Diese scheinbar einfachen Lösungen werden von den bohrenden und unbeirrbaren Fragen des Skeptizisten Ton für Ton demontiert. In einer unaufhaltsam in die Tiefe schreitenden Passacaglia zerfrisst seine Skepsis die idealisierten Ziele und endet in düsterer Ratlosigkeit über unsere Haltung. Wir vergessen: Wir sind Erde.

Vor den unlösbar scheinenden Fragen fliehend, stützen sich die Menschen hoffnungsvoll auf den Lobpreis der Natur - den Sonnengesang. Während die Theistin betont, wie gut alles in der Schöpfung sei, mischt sich wieder das Beschleunigungsmotiv ein. Doch je deutlicher sich die nahende Katastrophe abzeichnet, umso mehr verhärten sich alle auf ihre eigene Sicht und verkeilen sich in einem Fugato ihrer Kernsätze. Der Skeptizist versucht in einem vergeblichen Aufschrei die Menschen wachzurütteln, doch sie sind festgefahren in ihren wirkungslosen Glaubenssätzen. Der rasende Stillstand überrollt alles.

Im pantomimischen Bild einer rasenden Stille entlarvt er unsere wirkungslosen Worte. In eine zweite düster depressive Stille stellt der Chor die existenziellen Fragen nach Verantwortung und Sinn angesichts der unauflösbaren Gegensätze in uns Menschen. Erst die dritte und erstmals echte Stille lässt Raum für jeden in sich selbst hinein zu hören.

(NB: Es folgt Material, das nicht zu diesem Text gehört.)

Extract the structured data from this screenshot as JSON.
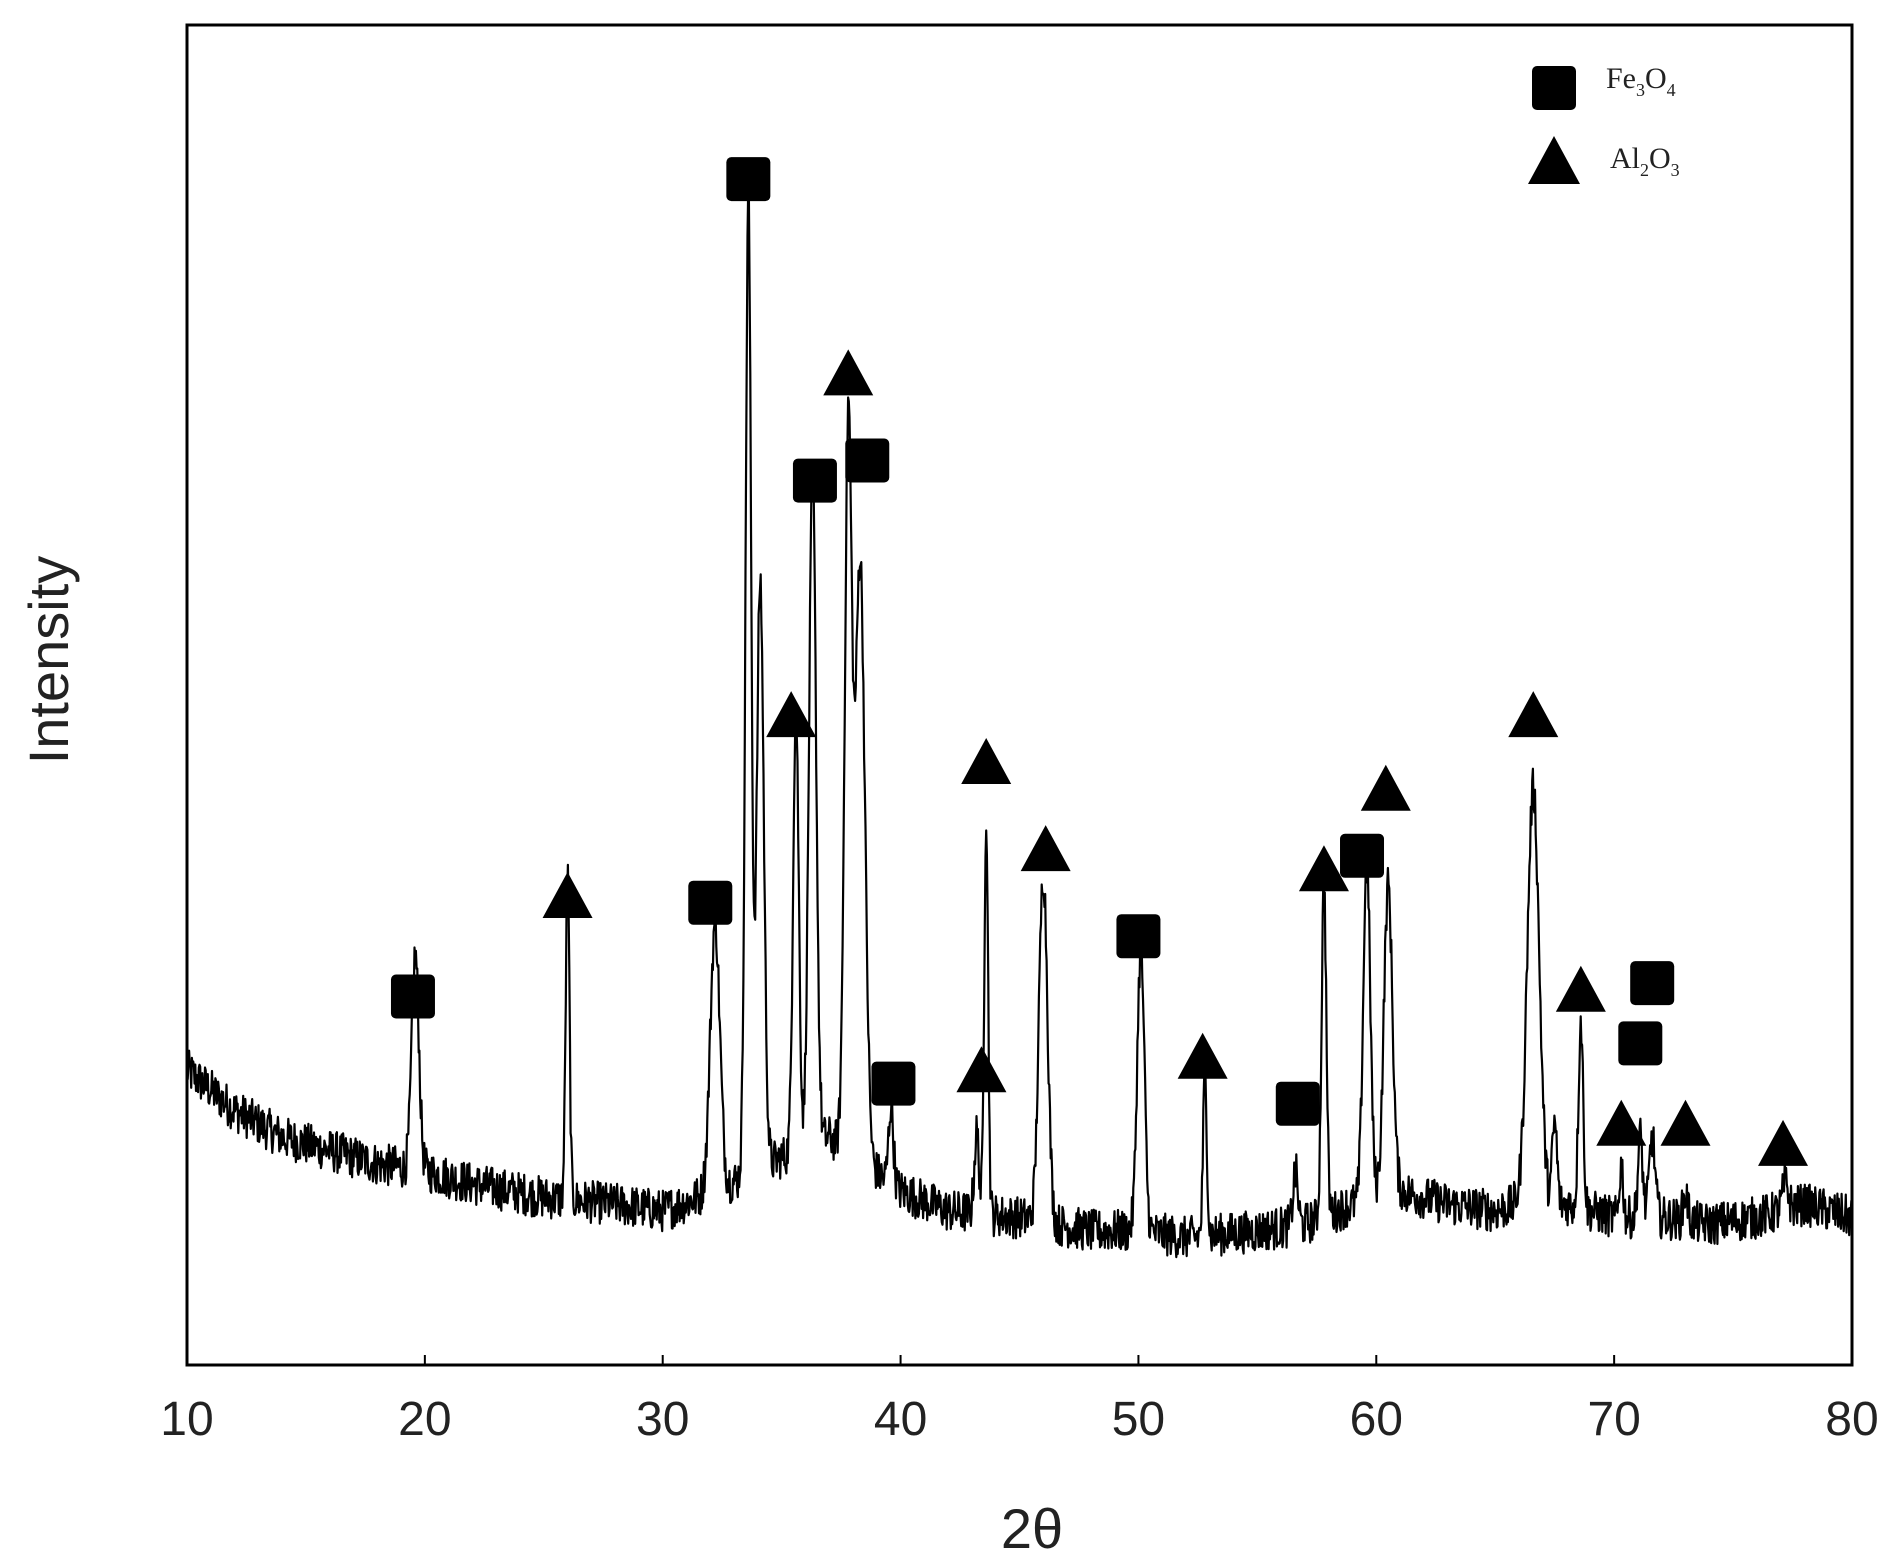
{
  "chart_data": {
    "type": "line",
    "xlabel": "2θ",
    "ylabel": "Intensity",
    "xlim": [
      10,
      80
    ],
    "ylim": [
      0,
      100
    ],
    "x_ticks": [
      "10",
      "20",
      "30",
      "40",
      "50",
      "60",
      "70",
      "80"
    ],
    "y_ticks": [],
    "grid": false,
    "legend_position": "top-right",
    "legend": [
      {
        "marker": "square",
        "label": "Fe",
        "sub1": "3",
        "label2": "O",
        "sub2": "4"
      },
      {
        "marker": "triangle",
        "label": "Al",
        "sub1": "2",
        "label2": "O",
        "sub2": "3"
      }
    ],
    "series": [
      {
        "color": "#000000",
        "baseline": [
          [
            10,
            22
          ],
          [
            12,
            19
          ],
          [
            14,
            17
          ],
          [
            16,
            16
          ],
          [
            18,
            15
          ],
          [
            20,
            14.5
          ],
          [
            22,
            13.5
          ],
          [
            25,
            12.5
          ],
          [
            28,
            12
          ],
          [
            30,
            11.5
          ],
          [
            31.5,
            12.5
          ],
          [
            34,
            14.5
          ],
          [
            35,
            15.5
          ],
          [
            37,
            17
          ],
          [
            38.5,
            15
          ],
          [
            40,
            13
          ],
          [
            42,
            11.5
          ],
          [
            45,
            11
          ],
          [
            48,
            10
          ],
          [
            50,
            10
          ],
          [
            52,
            9.5
          ],
          [
            55,
            10
          ],
          [
            57,
            10.5
          ],
          [
            59,
            12
          ],
          [
            61,
            13
          ],
          [
            63,
            12
          ],
          [
            65,
            11.5
          ],
          [
            66,
            12
          ],
          [
            68,
            12
          ],
          [
            70,
            11
          ],
          [
            72,
            11
          ],
          [
            74,
            10.5
          ],
          [
            76,
            11
          ],
          [
            78,
            12
          ],
          [
            80,
            11
          ]
        ],
        "peaks": [
          {
            "x": 19.6,
            "h": 16,
            "w": 0.15,
            "phase": "Fe3O4"
          },
          {
            "x": 26.0,
            "h": 24,
            "w": 0.08,
            "phase": "Al2O3"
          },
          {
            "x": 32.2,
            "h": 20,
            "w": 0.2,
            "phase": "Fe3O4"
          },
          {
            "x": 33.6,
            "h": 73,
            "w": 0.12,
            "phase": "Fe3O4"
          },
          {
            "x": 34.1,
            "h": 44,
            "w": 0.15,
            "phase": ""
          },
          {
            "x": 35.6,
            "h": 33,
            "w": 0.12,
            "phase": "Al2O3"
          },
          {
            "x": 36.3,
            "h": 50,
            "w": 0.15,
            "phase": "Fe3O4"
          },
          {
            "x": 37.8,
            "h": 54,
            "w": 0.15,
            "phase": "Al2O3"
          },
          {
            "x": 38.3,
            "h": 45,
            "w": 0.2,
            "phase": "Fe3O4"
          },
          {
            "x": 39.6,
            "h": 6,
            "w": 0.1,
            "phase": "Fe3O4"
          },
          {
            "x": 43.2,
            "h": 6,
            "w": 0.1,
            "phase": "Al2O3"
          },
          {
            "x": 43.6,
            "h": 30,
            "w": 0.08,
            "phase": "Al2O3"
          },
          {
            "x": 46.0,
            "h": 26,
            "w": 0.18,
            "phase": "Al2O3"
          },
          {
            "x": 50.1,
            "h": 21,
            "w": 0.15,
            "phase": "Fe3O4"
          },
          {
            "x": 52.8,
            "h": 12,
            "w": 0.08,
            "phase": "Al2O3"
          },
          {
            "x": 56.6,
            "h": 4,
            "w": 0.1,
            "phase": "Fe3O4"
          },
          {
            "x": 57.8,
            "h": 25,
            "w": 0.1,
            "phase": "Al2O3"
          },
          {
            "x": 59.6,
            "h": 25,
            "w": 0.15,
            "phase": "Fe3O4"
          },
          {
            "x": 60.5,
            "h": 23,
            "w": 0.18,
            "phase": "Al2O3"
          },
          {
            "x": 66.6,
            "h": 31,
            "w": 0.25,
            "phase": "Al2O3"
          },
          {
            "x": 67.5,
            "h": 6,
            "w": 0.1,
            "phase": ""
          },
          {
            "x": 68.6,
            "h": 14,
            "w": 0.1,
            "phase": "Al2O3"
          },
          {
            "x": 70.3,
            "h": 4,
            "w": 0.08,
            "phase": "Al2O3"
          },
          {
            "x": 71.1,
            "h": 6,
            "w": 0.1,
            "phase": "Fe3O4"
          },
          {
            "x": 71.6,
            "h": 6,
            "w": 0.12,
            "phase": "Fe3O4"
          },
          {
            "x": 73.0,
            "h": 2,
            "w": 0.1,
            "phase": "Al2O3"
          },
          {
            "x": 77.2,
            "h": 2,
            "w": 0.12,
            "phase": "Al2O3"
          }
        ]
      }
    ],
    "markers": [
      {
        "type": "square",
        "x": 19.5,
        "y": 27.5
      },
      {
        "type": "triangle",
        "x": 26.0,
        "y": 35
      },
      {
        "type": "square",
        "x": 32.0,
        "y": 34.5
      },
      {
        "type": "square",
        "x": 33.6,
        "y": 88.5
      },
      {
        "type": "triangle",
        "x": 35.4,
        "y": 48.5
      },
      {
        "type": "square",
        "x": 36.4,
        "y": 66
      },
      {
        "type": "triangle",
        "x": 37.8,
        "y": 74
      },
      {
        "type": "square",
        "x": 38.6,
        "y": 67.5
      },
      {
        "type": "square",
        "x": 39.7,
        "y": 21
      },
      {
        "type": "triangle",
        "x": 43.4,
        "y": 22
      },
      {
        "type": "triangle",
        "x": 43.6,
        "y": 45
      },
      {
        "type": "triangle",
        "x": 46.1,
        "y": 38.5
      },
      {
        "type": "square",
        "x": 50.0,
        "y": 32
      },
      {
        "type": "triangle",
        "x": 52.7,
        "y": 23
      },
      {
        "type": "square",
        "x": 56.7,
        "y": 19.5
      },
      {
        "type": "triangle",
        "x": 57.8,
        "y": 37
      },
      {
        "type": "square",
        "x": 59.4,
        "y": 38
      },
      {
        "type": "triangle",
        "x": 60.4,
        "y": 43
      },
      {
        "type": "triangle",
        "x": 66.6,
        "y": 48.5
      },
      {
        "type": "triangle",
        "x": 68.6,
        "y": 28
      },
      {
        "type": "triangle",
        "x": 70.3,
        "y": 18
      },
      {
        "type": "square",
        "x": 71.1,
        "y": 24
      },
      {
        "type": "square",
        "x": 71.6,
        "y": 28.5
      },
      {
        "type": "triangle",
        "x": 73.0,
        "y": 18
      },
      {
        "type": "triangle",
        "x": 77.1,
        "y": 16.5
      }
    ]
  }
}
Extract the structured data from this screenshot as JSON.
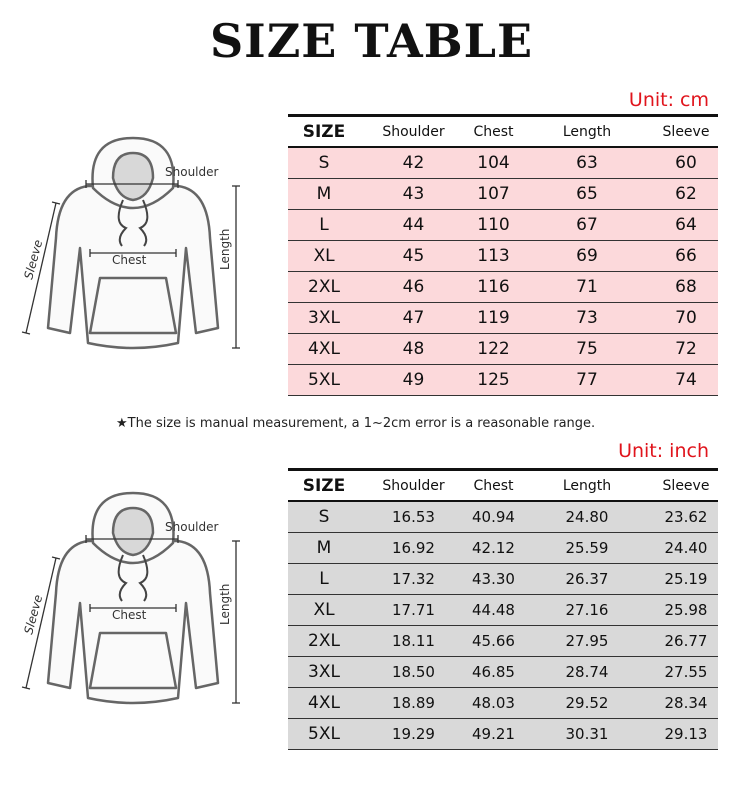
{
  "title": "SIZE TABLE",
  "note": "★The size is manual measurement, a 1~2cm error is a reasonable range.",
  "diagram_labels": {
    "shoulder": "Shoulder",
    "chest": "Chest",
    "length": "Length",
    "sleeve": "Sleeve"
  },
  "colors": {
    "unit": "#e0141c",
    "cm_rows": "#fcd9db",
    "inch_rows": "#d9d9d9"
  },
  "tables": [
    {
      "unit": "Unit: cm",
      "headers": [
        "SIZE",
        "Shoulder",
        "Chest",
        "Length",
        "Sleeve"
      ],
      "rows": [
        [
          "S",
          "42",
          "104",
          "63",
          "60"
        ],
        [
          "M",
          "43",
          "107",
          "65",
          "62"
        ],
        [
          "L",
          "44",
          "110",
          "67",
          "64"
        ],
        [
          "XL",
          "45",
          "113",
          "69",
          "66"
        ],
        [
          "2XL",
          "46",
          "116",
          "71",
          "68"
        ],
        [
          "3XL",
          "47",
          "119",
          "73",
          "70"
        ],
        [
          "4XL",
          "48",
          "122",
          "75",
          "72"
        ],
        [
          "5XL",
          "49",
          "125",
          "77",
          "74"
        ]
      ]
    },
    {
      "unit": "Unit: inch",
      "headers": [
        "SIZE",
        "Shoulder",
        "Chest",
        "Length",
        "Sleeve"
      ],
      "rows": [
        [
          "S",
          "16.53",
          "40.94",
          "24.80",
          "23.62"
        ],
        [
          "M",
          "16.92",
          "42.12",
          "25.59",
          "24.40"
        ],
        [
          "L",
          "17.32",
          "43.30",
          "26.37",
          "25.19"
        ],
        [
          "XL",
          "17.71",
          "44.48",
          "27.16",
          "25.98"
        ],
        [
          "2XL",
          "18.11",
          "45.66",
          "27.95",
          "26.77"
        ],
        [
          "3XL",
          "18.50",
          "46.85",
          "28.74",
          "27.55"
        ],
        [
          "4XL",
          "18.89",
          "48.03",
          "29.52",
          "28.34"
        ],
        [
          "5XL",
          "19.29",
          "49.21",
          "30.31",
          "29.13"
        ]
      ]
    }
  ]
}
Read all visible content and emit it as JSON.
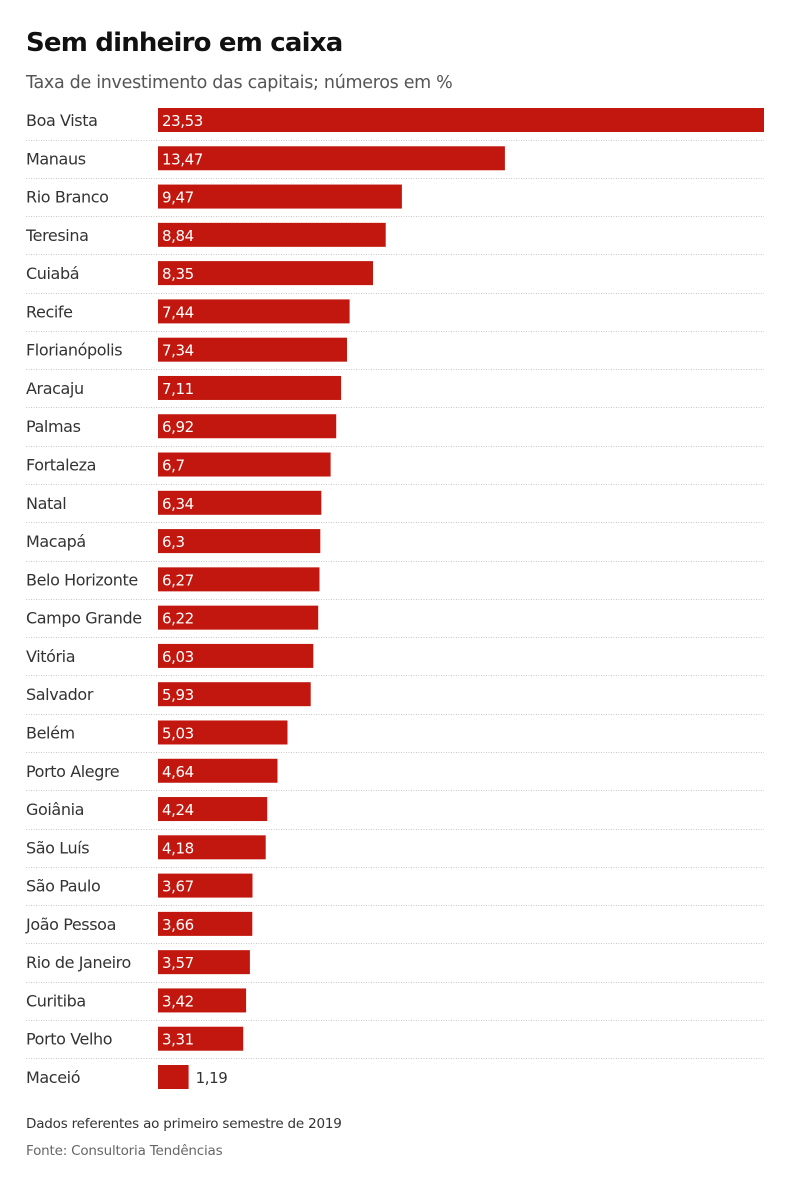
{
  "chart_data": {
    "type": "bar",
    "orientation": "horizontal",
    "title": "Sem dinheiro em caixa",
    "subtitle": "Taxa de investimento das capitais; números em %",
    "xlabel": "",
    "ylabel": "",
    "xlim": [
      0,
      23.53
    ],
    "grid": false,
    "bar_color": "#c1170e",
    "categories": [
      "Boa Vista",
      "Manaus",
      "Rio Branco",
      "Teresina",
      "Cuiabá",
      "Recife",
      "Florianópolis",
      "Aracaju",
      "Palmas",
      "Fortaleza",
      "Natal",
      "Macapá",
      "Belo Horizonte",
      "Campo Grande",
      "Vitória",
      "Salvador",
      "Belém",
      "Porto Alegre",
      "Goiânia",
      "São Luís",
      "São Paulo",
      "João Pessoa",
      "Rio de Janeiro",
      "Curitiba",
      "Porto Velho",
      "Maceió"
    ],
    "values": [
      23.53,
      13.47,
      9.47,
      8.84,
      8.35,
      7.44,
      7.34,
      7.11,
      6.92,
      6.7,
      6.34,
      6.3,
      6.27,
      6.22,
      6.03,
      5.93,
      5.03,
      4.64,
      4.24,
      4.18,
      3.67,
      3.66,
      3.57,
      3.42,
      3.31,
      1.19
    ],
    "value_labels": [
      "23,53",
      "13,47",
      "9,47",
      "8,84",
      "8,35",
      "7,44",
      "7,34",
      "7,11",
      "6,92",
      "6,7",
      "6,34",
      "6,3",
      "6,27",
      "6,22",
      "6,03",
      "5,93",
      "5,03",
      "4,64",
      "4,24",
      "4,18",
      "3,67",
      "3,66",
      "3,57",
      "3,42",
      "3,31",
      "1,19"
    ]
  },
  "footer": {
    "note": "Dados referentes ao primeiro semestre de 2019",
    "source": "Fonte: Consultoria Tendências"
  }
}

Nur ganz allmählich findet der 4. Satz Klang und Sprache wieder. Die Protagonisten singen jetzt nicht mehr jeder für sich, sondern übergeben sich die Phrasen. Sie erkennen, dass jeder nur einen Teil der Wahrheit in sich trägt und auf das Zusammenwirken der verschiedenen Sichtweisen angewiesen ist. In veränderter Form kehrt das Naturbild der Tropfen wieder: Die Hoffnung, auf die wir uns stützen, ist nur ein trockenes Samenkorn. Es braucht uns Menschentropfen um es zum Leben zu erwecken - Wichtiger als die Idee, ist die Wirklichkeit.

Kann Kunst Sinn stiften und Sinneswandel bewirken?

Nur dann, wenn wir die vielen Stimmen zusammenführen und daraus Bereitschaft zu konkreter Veränderung entsteht. Mit dem mahnenden Klang der tropfenden Zeit, mit dem das Stück begann, entlässt es uns, mit der Verantwortung aber auch der Hoffnung, die wir nirgendwo sonst finden als in uns selbst.